Are the banks doing the heavy lifting on the All Ordinaries chart?

4 min read | July 01, 2026 10:44 PM AEST | By Sam

Highlights

  • The All Ordinaries remains supported by strong banking stocks and resilient mining names, while some resource areas continue to lag.

  • BHP Group (ASX:BHP) and Fortescue (ASX:FMG) are helping strengthen the resources picture as commodity trends remain mixed.

  • Financial strength is keeping the broader Australian market steady, but sector concentration remains a key theme for July.

The Australian share market is starting July with a clear divide across sectors. While financial stocks continue to provide strength, selected mining names are helping support the broader market, creating a balancing act beneath the headline index movement.

The All Ordinaries has remained resilient as large banking groups and resource companies offset weakness in other parts of the market. The latest market action shows that sector leadership, rather than broad-based gains, is currently driving the direction of the chart.

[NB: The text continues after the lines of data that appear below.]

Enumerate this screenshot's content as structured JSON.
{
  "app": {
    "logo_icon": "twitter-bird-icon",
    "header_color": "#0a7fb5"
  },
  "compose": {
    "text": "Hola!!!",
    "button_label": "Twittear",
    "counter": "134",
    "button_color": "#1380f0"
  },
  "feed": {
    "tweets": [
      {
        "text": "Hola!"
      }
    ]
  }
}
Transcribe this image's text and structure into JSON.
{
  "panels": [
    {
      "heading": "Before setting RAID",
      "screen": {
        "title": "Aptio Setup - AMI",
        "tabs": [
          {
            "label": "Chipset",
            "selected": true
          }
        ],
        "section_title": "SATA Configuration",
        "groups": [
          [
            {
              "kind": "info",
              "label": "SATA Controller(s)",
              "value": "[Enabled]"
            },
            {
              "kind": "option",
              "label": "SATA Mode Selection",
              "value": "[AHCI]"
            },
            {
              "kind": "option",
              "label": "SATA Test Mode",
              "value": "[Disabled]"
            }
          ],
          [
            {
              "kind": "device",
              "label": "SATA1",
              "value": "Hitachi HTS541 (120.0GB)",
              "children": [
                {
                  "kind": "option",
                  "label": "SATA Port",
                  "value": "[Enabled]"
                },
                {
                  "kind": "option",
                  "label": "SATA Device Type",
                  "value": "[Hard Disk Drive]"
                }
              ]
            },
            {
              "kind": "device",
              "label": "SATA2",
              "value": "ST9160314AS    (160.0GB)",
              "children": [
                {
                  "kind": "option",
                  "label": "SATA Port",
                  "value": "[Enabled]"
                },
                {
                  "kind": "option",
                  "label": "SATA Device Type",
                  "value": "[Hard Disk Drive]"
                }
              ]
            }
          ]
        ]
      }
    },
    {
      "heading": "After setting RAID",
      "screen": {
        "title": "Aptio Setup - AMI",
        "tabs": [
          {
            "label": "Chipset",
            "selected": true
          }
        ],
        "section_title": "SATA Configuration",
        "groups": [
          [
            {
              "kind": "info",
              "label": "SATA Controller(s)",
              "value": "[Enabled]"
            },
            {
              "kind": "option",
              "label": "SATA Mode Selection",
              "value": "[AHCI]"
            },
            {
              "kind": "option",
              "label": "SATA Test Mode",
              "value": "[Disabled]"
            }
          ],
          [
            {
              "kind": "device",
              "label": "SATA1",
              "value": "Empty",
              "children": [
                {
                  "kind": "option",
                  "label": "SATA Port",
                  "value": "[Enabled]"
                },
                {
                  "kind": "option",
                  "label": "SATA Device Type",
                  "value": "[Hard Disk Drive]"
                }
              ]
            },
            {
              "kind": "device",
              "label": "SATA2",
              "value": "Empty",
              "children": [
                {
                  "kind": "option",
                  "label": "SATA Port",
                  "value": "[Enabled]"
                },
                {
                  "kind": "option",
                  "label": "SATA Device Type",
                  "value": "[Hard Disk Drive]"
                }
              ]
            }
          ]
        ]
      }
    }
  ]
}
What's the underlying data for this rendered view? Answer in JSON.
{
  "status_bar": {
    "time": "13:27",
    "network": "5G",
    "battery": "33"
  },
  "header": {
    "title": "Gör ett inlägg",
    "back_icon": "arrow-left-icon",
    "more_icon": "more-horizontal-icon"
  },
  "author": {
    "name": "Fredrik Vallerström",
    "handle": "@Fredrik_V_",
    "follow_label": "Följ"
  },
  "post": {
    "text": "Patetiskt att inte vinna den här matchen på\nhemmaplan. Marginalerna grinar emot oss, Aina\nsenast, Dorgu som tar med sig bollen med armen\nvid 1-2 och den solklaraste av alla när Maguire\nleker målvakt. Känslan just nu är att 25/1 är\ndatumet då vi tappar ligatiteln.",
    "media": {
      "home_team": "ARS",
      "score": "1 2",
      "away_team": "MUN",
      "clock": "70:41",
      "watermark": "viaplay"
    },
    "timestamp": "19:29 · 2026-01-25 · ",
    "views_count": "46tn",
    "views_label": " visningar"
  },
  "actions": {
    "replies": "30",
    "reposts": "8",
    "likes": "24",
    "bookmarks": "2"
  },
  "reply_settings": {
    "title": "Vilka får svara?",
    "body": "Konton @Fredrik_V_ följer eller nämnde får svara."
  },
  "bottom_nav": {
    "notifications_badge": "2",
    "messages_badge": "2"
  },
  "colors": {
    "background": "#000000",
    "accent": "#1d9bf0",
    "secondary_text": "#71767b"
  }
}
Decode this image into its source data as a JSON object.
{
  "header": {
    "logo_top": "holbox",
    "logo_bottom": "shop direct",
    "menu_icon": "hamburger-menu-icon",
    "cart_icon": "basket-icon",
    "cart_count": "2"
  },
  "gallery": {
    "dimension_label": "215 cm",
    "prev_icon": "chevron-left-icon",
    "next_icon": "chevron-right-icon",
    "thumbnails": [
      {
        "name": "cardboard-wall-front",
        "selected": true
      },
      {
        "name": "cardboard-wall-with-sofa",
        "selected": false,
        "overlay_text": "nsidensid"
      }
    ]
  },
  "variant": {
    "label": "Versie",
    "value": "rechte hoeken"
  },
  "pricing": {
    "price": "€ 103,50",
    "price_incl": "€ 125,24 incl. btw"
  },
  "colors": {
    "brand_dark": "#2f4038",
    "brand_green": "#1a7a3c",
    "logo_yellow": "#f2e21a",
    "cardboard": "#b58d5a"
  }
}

BHP Group (ASX:BHP), one of Australia’s largest diversified mining companies with exposure to iron ore and global commodities, remains a key part of the resources story. The company’s performance reflects wider trends across ASX Metal & Mining Stocks as commodity movements continue to influence market sentiment.

Banks Continue to Provide Market Support

Financial stocks have been a major source of strength for the Australian market. The country’s largest banking groups continue to carry significant influence due to their size and market importance.

Commonwealth Bank of Australia (ASX:CBA), one of Australia’s leading banking institutions, has remained a major focus within the financial sector. National Australia Bank (ASX:NAB), Westpac Banking Corporation (ASX:WBC) and ANZ Group Holdings (ASX:ANZ) have also contributed to the broader financial momentum.

The performance of these banking names highlights how heavily the wider market can depend on major sectors. When financial stocks move strongly, they can provide meaningful support to the overall index direction.

The banking sector remains closely followed through themes linked to ASX Financial Stocks , particularly as market participants assess the strength of Australia’s largest listed companies.

Mining Strength Offsets Resource Weakness

The resources sector is presenting a mixed picture, with strength in some commodities balancing softer conditions elsewhere.

Fortescue (ASX:FMG), an iron ore-focused mining company, has remained part of the resource sector discussion as iron ore continues to influence market sentiment. The company highlights the importance of commodity exposure within Australia’s listed market.

The broader mining space is not moving uniformly. While iron ore-linked companies have benefited from stronger conditions, energy-related areas have faced more pressure, creating a clear divide within the resource sector.

This difference has kept attention on ASX Mining Stocks , where individual commodity trends continue to shape company performance.

The Market Story Goes Beyond Index Levels

The headline movement of the All Ordinaries only tells part of the story. Beneath the surface, different sectors are responding to separate economic and commodity drivers.

The ASX 200 remains a widely watched benchmark for Australian equities, while the broader All Ordinaries provides a wider view of listed companies across multiple industries.

Current conditions show a market being guided by rotation between sectors. Banks, miners, technology businesses and defensive areas are all contributing differently, creating a more complex environment than a simple market-wide rise or fall.

Sector Rotation Becomes the Key Theme

The current market setup reflects changing leadership rather than a single dominant trend.

Strong banking performance has provided stability, while iron ore exposure has supported parts of the mining sector. However, weaker areas across resources show that investors are paying closer attention to individual industries rather than treating the market as one group.

This type of sector rotation can influence how the broader index behaves. If more industries begin contributing, market momentum may become more balanced. If leadership remains concentrated, the influence of major sectors will continue to shape the chart.

What July’s Market Direction May Depend On

The next phase of the market will likely be shaped by whether strength spreads beyond the current leaders.

The performance of major banks and resource companies will remain important because of their size and influence within the Australian market. At the same time, developments across energy, technology and other industries will help determine whether participation becomes broader.

For now, the All Ordinaries reflects a market supported by financial strength and selected commodity exposure, with sector differences creating the main storyline.

The latest movements highlight the importance of looking beyond the headline index figure and understanding which industries are driving the market’s direction.

Frequently Asked Questions

  • What is supporting the All Ordinaries?
    Banking strength and selected mining companies have helped support the broader index despite weakness in some sectors.
  • Why are BHP and Fortescue important to the market?
    Both companies represent major parts of Australia’s resources sector, making their performance closely linked with commodity trends.
  • What is the main market theme for July?
    Sector rotation remains the key theme, with banks and miners supporting the market while other industries show mixed performance.